GSA Annual Meeting, November 5-8, 2001

Paper No. 0
Presentation Time: 1:30 PM-5:30 PM

RECENT DISCOVERIES HELP CLARIFY ORIGINS OF LATE ARCHEAN IMPACT SPHERULE LAYERS IN THE HAMERSLEY BASIN OF WESTERN AUSTRALIA


SIMONSON, Bruce M., Geology Dept, Oberlin College, Oberlin, OH 44074, HASSLER, Scott, John F. Kennedy Univ, Orinda, CA 94563 and SMIT, Jan, Faculty of Earth Sciences, Vrije Universiteit, Amsterdam, Netherlands, bruce.simonson@oberlin.edu

Three formations in the Hamersley basin of Western Australia each contain a single late Archean layer rich in distinctive sand-size spherules of former silicate melt produced by major bolide impacts. (A Paleoproterozoic spherule layer in the Dales Gorge iron formation is not considered here). Recent discoveries shed new light on the questions of how many impacts were involved and what the target materials were. The spherule layers near the top of the Jeerinah Formation and in the upper Wittenoom Formation were formed by two different impacts around 2.63 and 2.54 Ga respectively.
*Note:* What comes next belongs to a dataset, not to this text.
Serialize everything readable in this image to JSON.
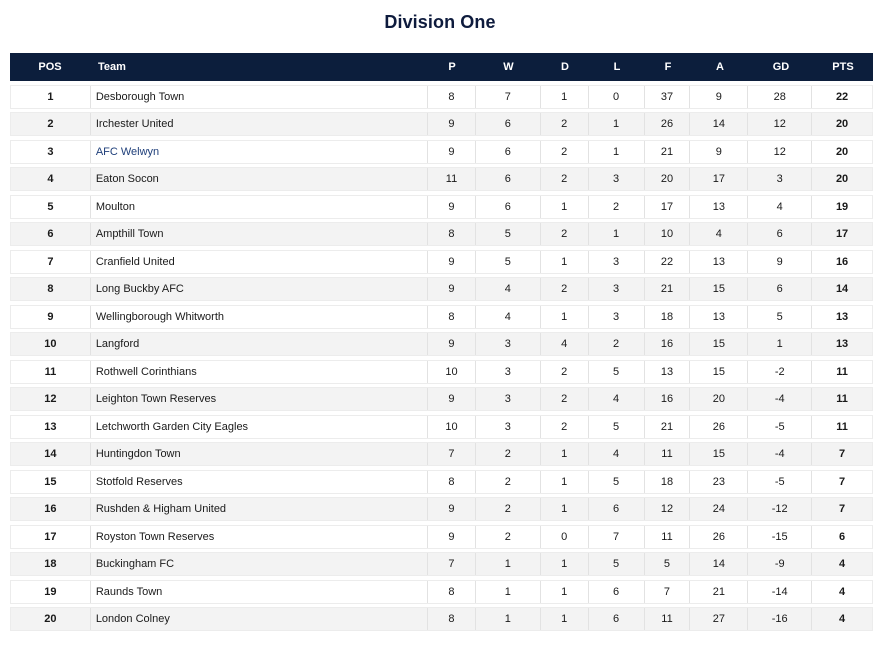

The Wittenoom spherule layer, exposed throughout an area >18,000 km2, is typically a few decimeters thick and contains an aggregate thickness of one to several centimeters of spherules. In contrast, the Jeerinah spherule layer was discovered in one drill core in 1997 where it is only 6 mm thick. In 2000, a surface outcrop was discovered 50 km away in which the Jeerinah layer is 1.5 m thick with an aggregate spherule thickness of several decimeters. The third late Archean spherule-bearing layer occurs near the base of the Carawine Dolomite in the Ripon Hills area, where it is ca. 20 m thick and has the characteristics of a carbonate debris flow. Although we originally correlated it with the Wittenoom layer, this interpretation is now suspect. In July 2001, we discovered a surface exposure of a spherule-rich layer 60-70 km southeast of Ripon Hills which is about 10 m thick and similar in character to the Carawine layer, but it is in the upper part of the Jeerinah Formation, i.e., close beneath the Carawine Dolomite stratigraphically. This strongly suggests the spherule layers in the Jeerinah and Carawine represent a single ejecta layer formed by the same impact. Both of these layers also contain larger, more irregular particles with close petrographic similarities, suggesting the ejecta was deposited closer to the site of impact than any other Archean spherule layer. In contrast, the apparent absence of irregular melt particles as well as teardrop and dumbbell-shaped droplets suggest the Wittenoom layer is more distal. The Carawine spherule layer also contains quartz crystals which may have planar deformation features, suggesting a continental impact, whereas the composition of the target rocks responsible for the Wittenoom layer is still uncertain.